Re: XML::Simple noisy option?
by pg (Canon) on Jan 30, 2003 at 03:26 UTC
    I didn't read the source code of XML::Simple and all those related, but theoretically no SAX parser should slurp a whole file before it start parsing, if it does, it is really poorly designed, and should not consider to use it at all.

    The design objective of SAX is to parse XML data as a stream on fly. Remember the data source can be a TCP port, SAX would parse the XML stream when data is still coming.

    As a design cosideration, it would be terribly inefficient, not to use the idle time in between TCP communication. Terrible.

    On the other hand, remember, even with all the best design consideration, XML parsing is still very slow. This is not something you can escape at this stage of XML's life cycle.

    Update:

    After received serveral msg's from mirod. I realized that this is some orange/apple thing.

    1. XML::Simple does not "slurp" the file in order to use SAX parser. When I say "slurp", I mean to read in the whole file BEFORE parsing. This is my version of "slurp".
    2. XML::Simple would eventually store the WHOLE result it got back from the parser in memory, so eventually the file is "slurped". That's his version of "slurp".

      I understood that XML::Simple did that, that's okay with me and that's the purpose of XML::Simple, but that's not my "slurp" ;-)
    A person finished 9 scoops of ice cream in 1 minute, I will say he slurped it. Another person finished 9 scoops of ice cream in 1 hour, yes, the ice cream eventually all stored in his gut ;-) but I don't call that slurp.

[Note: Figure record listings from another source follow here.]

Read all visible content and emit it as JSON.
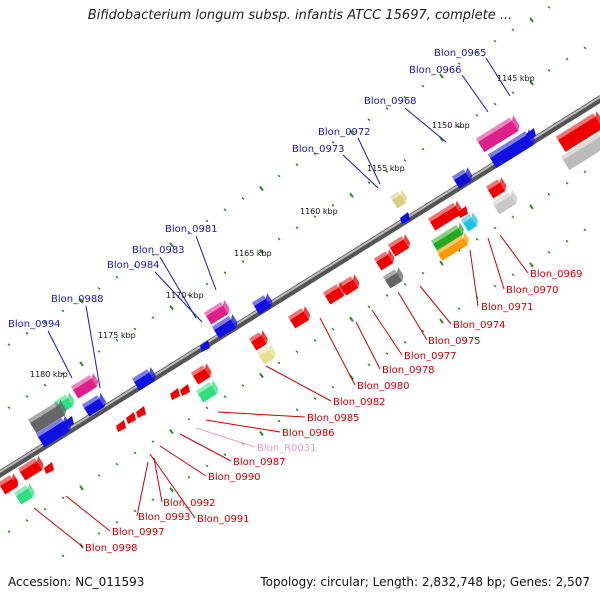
{
  "title": "Bifidobacterium longum subsp. infantis ATCC 15697, complete ...",
  "footer": {
    "accession": "Accession: NC_011593",
    "summary": "Topology: circular; Length: 2,832,748 bp; Genes: 2,507"
  },
  "colors": {
    "forward_label": "#1a1aaa",
    "reverse_label": "#cc0000",
    "rna_label": "#e8a0c0",
    "backbone": "#8a8a8a",
    "tick": "#2a8a2a"
  },
  "kbp_labels": [
    "1145 kbp",
    "1150 kbp",
    "1155 kbp",
    "1160 kbp",
    "1165 kbp",
    "1170 kbp",
    "1175 kbp",
    "1180 kbp"
  ],
  "top_labels": [
    "Blon_0965",
    "Blon_0966",
    "Blon_0968",
    "Blon_0972",
    "Blon_0973",
    "Blon_0981",
    "Blon_0983",
    "Blon_0984",
    "Blon_0988",
    "Blon_0994"
  ],
  "bottom_labels": [
    "Blon_0969",
    "Blon_0970",
    "Blon_0971",
    "Blon_0974",
    "Blon_0975",
    "Blon_0977",
    "Blon_0978",
    "Blon_0980",
    "Blon_0982",
    "Blon_0985",
    "Blon_0986",
    "Blon_R0031",
    "Blon_0987",
    "Blon_0990",
    "Blon_0991",
    "Blon_0992",
    "Blon_0993",
    "Blon_0997",
    "Blon_0998"
  ]
}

    I think we down voted each other, that's fine and that's part of the life here ;-). Couple of XP points is much less important than to make the facts straight. In this sense, we both did well.

      XML::Simple is not a SAX parser. It is a module that lets you load XML data into a Perl structure. It works on top of a parser, which can be XML::Parser or, since versions 1.08_01, any SAX parser. So by (good) design it slurps a whole XML file into memory.

      Not only did you not read the code, it looks like you did not read the documentation either ;--)

        "So by (good) design it slurps a whole XML file into memory."

        Okay, now I traced each line of the source code. I think we are lucky that the XML::Simple module didn't follow your good design and slurp the file.

        Slurping a whole file, in order to use a SAX::Parser? Good he/she didn't do it.

        To be frank with you, the point is really not whether XML::Simple slurp the whole file or not, that's not something you or me can change, it was just done in that way, but it is a very poor judgement to praise "slurp a whole file" as a good design in this context.